400 Children Removed From Sect’s Texas Ranch

Chicago, USA - Texas authorities investigating allegations of abuse and the forced marriage of young teenagers to much older men have taken more than 400 children into custody from a remote ranch owned by a polygamist religious sect, authorities said Monday.

The children were joined by 133 women, in homemade ankle-length dresses, who departed voluntarily. While investigators questioned them, state police detained the men who live at the Yearning for Zion Ranch, which is affiliated with sect leader Warren Jeffs. He was convicted last year of being an accessory to the rape of a 14-year-old girl.

The court-ordered sweep of the 1,700-acre property near Eldorado, Tex., nearly 200 miles northwest of San Antonio, continued into the night Monday, four days into a raid described as the largest single child-welfare operation in state history.

“We didn’t know there would be this many [children], and we don’t know how many more there are,” Marleigh Meisner, a Child Protective Services spokeswoman, told the Dallas Morning News.

A central goal Monday was finding and identifying the 16-year-old girl who had telephoned authorities late last month to say that she had been abused at the ranch, built by the Fundamentalist Church of Jesus Christ of Latter Day Saints.

Acting on the complaint, District Judge Barbara Walther ordered all children removed. Eighteen had already been taken into state custody over the weekend, a signal that they had been abused or were deemed by authorities to face imminent danger.

State troopers sealed the ranch from outsiders while they conducted their search. Buses filled with children -- mostly girls -- rumbled away from the property, which contains large housing units, a medical facility and a sprawling white temple, which authorities searched last weekend.

“For the most part, residents at the ranch have been cooperative. However, because of some of the diplomatic efforts in regards to the residents, the process of serving the search warrants is taking longer than usual,” said Tom Vinger, a spokesman for the state Department of Public Safety. “The annex is extremely large, and the temple is massive.” He declined to elaborate.

Two members of the sect objected to the raid, saying in state court filings that the search was unconstitutionally broad and vague in its focus, the Salt Lake Tribune reported Monday night. The filings came from Isaac Jeffs, the brother of Warren Jeffs, and Merrill Jessop, who oversees the ranch and its residents.

Walther has scheduled a hearing on their complaint for Wednesday.

Police said there has been nothing like a repeat of the 1993 federal siege of the Branch Davidian complex in Waco, Tex. That incident ended in flames with the deaths of 82 sect members and brought years of recriminations.

Residents of the complex in the West Texas scrub have always lived secretively, away from the eyes of the inhabitants of Eldorado and the occasionally curious media. The church group sought to remain apart, raising its own provisions, sewing clothes and home-schooling children. The ranch includes a medical facility, numerous large housing units and an 80-foot-tall white limestone temple.

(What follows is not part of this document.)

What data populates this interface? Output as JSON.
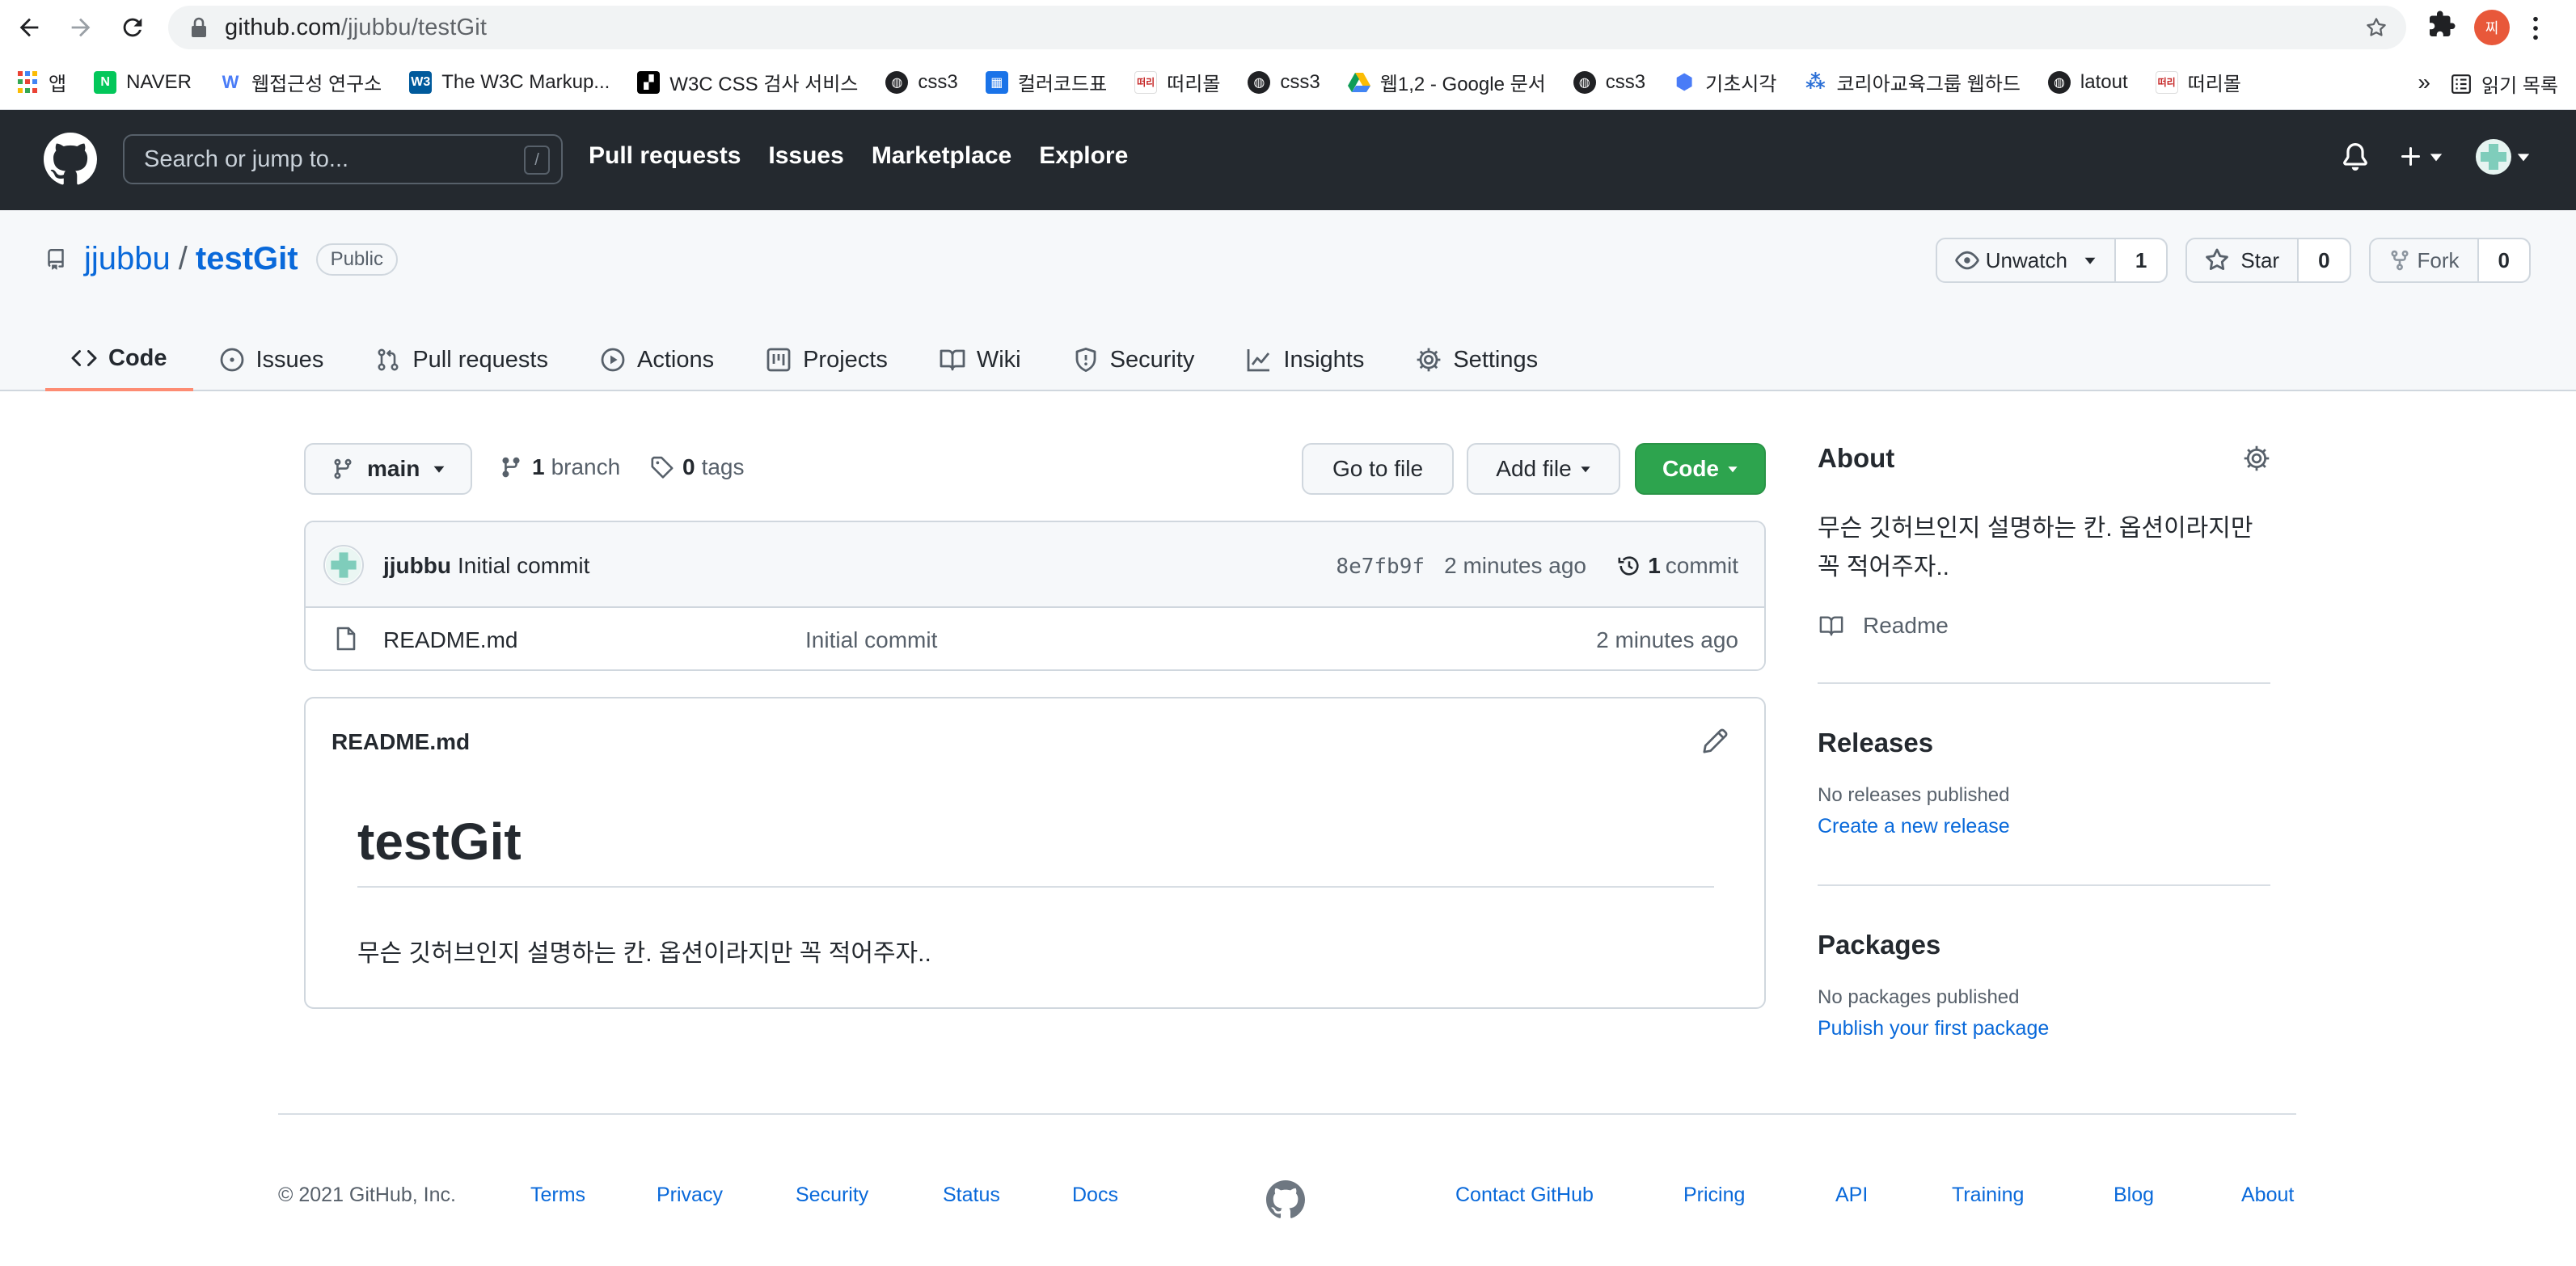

Yet the Texas church and two communities near Zion National Park -- descendants of a group that split with the Mormon Church more than 100 years ago over the issue of polygamy -- have drawn increasing law enforcement scrutiny.

Last year’s trial of Warren Jeffs, a polygamist reputed to have dozens of wives, opened a window onto rituals of the sect, which included multiple marriages for men, often with teenage girls.

A jury convicted Jeffs of being an accessory to rape after a 14-year-old girl was pushed into marriage against her will with her 19-year-old cousin. Jeffs is serving two terms of five years to life while awaiting trial on other charges connected to the marriage of underage girls to older relatives.

“Once you go into the compound, you don’t ever leave it,” Carolyn Jessop, a wife of the alleged leader of the Eldorado clan, told the Associated Press. Jessop, who took her eight children and left the group before it decamped for Texas, said the women were intentionally isolated from the outside world.

“They have no concept of mainstream society, and their mothers were born into it and have no concept of mainstream culture,” said Jessop, 40. “Their grandmothers were born into it.”

At the compound, a former exotic-animal ranch acquired by the sect in 2003 for $700,000, members built residences, tilled gardens and baked bread while trucking groceries in from outside, only rarely venturing into Eldorado.

State troopers serving the search warrant were looking for a 50-year-old man, identified by the teenage caller as her husband, as well as any records pointing to their marriage. She told authorities that she had a baby with her.

Authorities who staged the raid did not know what to expect, mobilizing child-welfare caseworkers and police investigators alike. A helicopter was used for airborne surveillance, and a SWAT team was used to raid the sect’s temple, according to filings by Isaac Jeffs and Merrill Jessop.

The 50-year-old man’s parole officer told local reporters that the man was in Arizona and had never heard of the girl. The only person arrested at the ranch was a resident who police said had interfered with their operation.